Martinez zogo : une vidéo glaçante projetée lors de son procès au Cameroun
L’assassinat de Martinez Zogo, animateur radio camerounais enlevé puis retrouvé sans vie en janvier 2023, a donné lieu à un procès historique. Ce 1er juin 2026, le tribunal militaire de Yaoundé a marqué un tournant avec la diffusion d’une vidéo inédite : celle de sa torture, découverte dans les données d’un suspect.
Cette séquence, d’une violence inouïe, montre Martinez Zogo ensanglanté, les bras liés dans le dos, implorant de l’aide. Son visage tuméfié et une entaille à l’oreille ont provoqué une émotion palpable dans la salle d’audience, où plusieurs personnes ont versé des larmes. Ludovic Zabze, avocat de la radio Amplitudes FM, a partagé son ressenti : « Juste à la fin de la vidéo, j’ai détourné le regard. Les accusés semblaient eux aussi bouleversés. L’impact émotionnel est dévastateur. »
Des preuves accablantes révélées
L’expertise du Professeur Georges Bell Bitjocka, spécialiste en informatique, a joué un rôle clé. Ses analyses des téléphones des accusés ont permis de mettre au jour cette vidéo ainsi que des captures d’écran compromettantes. Parmi les appareils examinés figuraient ceux de Godje Oumarou, membre du commando suspecté d’avoir exécuté l’animateur, ainsi que ceux d’autres personnalités impliquées.

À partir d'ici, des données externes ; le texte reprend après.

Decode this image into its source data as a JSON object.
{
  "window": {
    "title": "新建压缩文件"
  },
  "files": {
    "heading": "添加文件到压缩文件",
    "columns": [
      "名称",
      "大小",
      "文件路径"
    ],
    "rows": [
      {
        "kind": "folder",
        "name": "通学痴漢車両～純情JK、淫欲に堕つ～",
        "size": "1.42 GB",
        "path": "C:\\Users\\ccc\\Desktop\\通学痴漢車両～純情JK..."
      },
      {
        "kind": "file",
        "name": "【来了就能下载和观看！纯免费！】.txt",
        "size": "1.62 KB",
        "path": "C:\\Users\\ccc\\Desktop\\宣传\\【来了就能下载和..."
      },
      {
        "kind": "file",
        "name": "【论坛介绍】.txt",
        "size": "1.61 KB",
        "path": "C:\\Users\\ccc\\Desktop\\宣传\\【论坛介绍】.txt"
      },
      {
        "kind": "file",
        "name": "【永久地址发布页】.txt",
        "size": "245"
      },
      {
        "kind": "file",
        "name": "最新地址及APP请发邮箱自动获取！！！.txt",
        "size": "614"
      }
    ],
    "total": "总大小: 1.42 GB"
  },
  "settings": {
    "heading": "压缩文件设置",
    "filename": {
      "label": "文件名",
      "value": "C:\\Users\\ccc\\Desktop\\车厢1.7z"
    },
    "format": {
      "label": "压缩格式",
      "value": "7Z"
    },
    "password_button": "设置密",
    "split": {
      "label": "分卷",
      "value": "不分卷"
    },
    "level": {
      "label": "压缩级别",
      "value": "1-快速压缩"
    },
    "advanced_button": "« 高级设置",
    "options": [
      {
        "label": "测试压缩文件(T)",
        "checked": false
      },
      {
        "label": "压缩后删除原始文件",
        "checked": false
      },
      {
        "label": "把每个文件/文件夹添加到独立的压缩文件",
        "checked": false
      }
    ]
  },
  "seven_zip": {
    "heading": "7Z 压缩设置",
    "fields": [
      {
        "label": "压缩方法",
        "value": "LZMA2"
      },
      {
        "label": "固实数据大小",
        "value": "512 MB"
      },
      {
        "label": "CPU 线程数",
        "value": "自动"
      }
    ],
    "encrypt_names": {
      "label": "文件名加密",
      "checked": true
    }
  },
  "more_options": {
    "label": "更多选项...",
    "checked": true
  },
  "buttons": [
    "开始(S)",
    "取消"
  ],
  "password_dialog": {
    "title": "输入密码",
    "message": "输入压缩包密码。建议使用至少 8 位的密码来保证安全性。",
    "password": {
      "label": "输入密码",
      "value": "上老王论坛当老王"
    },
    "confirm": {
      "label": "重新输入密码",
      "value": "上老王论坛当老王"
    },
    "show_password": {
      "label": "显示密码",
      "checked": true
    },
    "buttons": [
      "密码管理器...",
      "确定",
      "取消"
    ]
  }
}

Des échanges troublants entre les accusés
Les investigations ont aussi révélé des conversations troublantes. Dans l’une d’elles, datée du 17 janvier 2023, un accusé aurait reçu l’ordre de « prendre les images de la souris » — une expression codée désignant Martinez Zogo. Ces éléments s’ajoutent aux charges retenues contre le groupe.
Les avocats face aux accusations
La défense a tenté de minimiser l’implication de certains prévenus. Maître Séri Zokou, avocat de Maxime Eko Eko, ancien directeur de la Direction générale de la Recherche extérieure (DGRE), a affirmé : « Aucun lien ne relie mon client à ces faits. Les éléments du téléphone ont été transmis aux autorités compétentes, sans trace de sa participation. »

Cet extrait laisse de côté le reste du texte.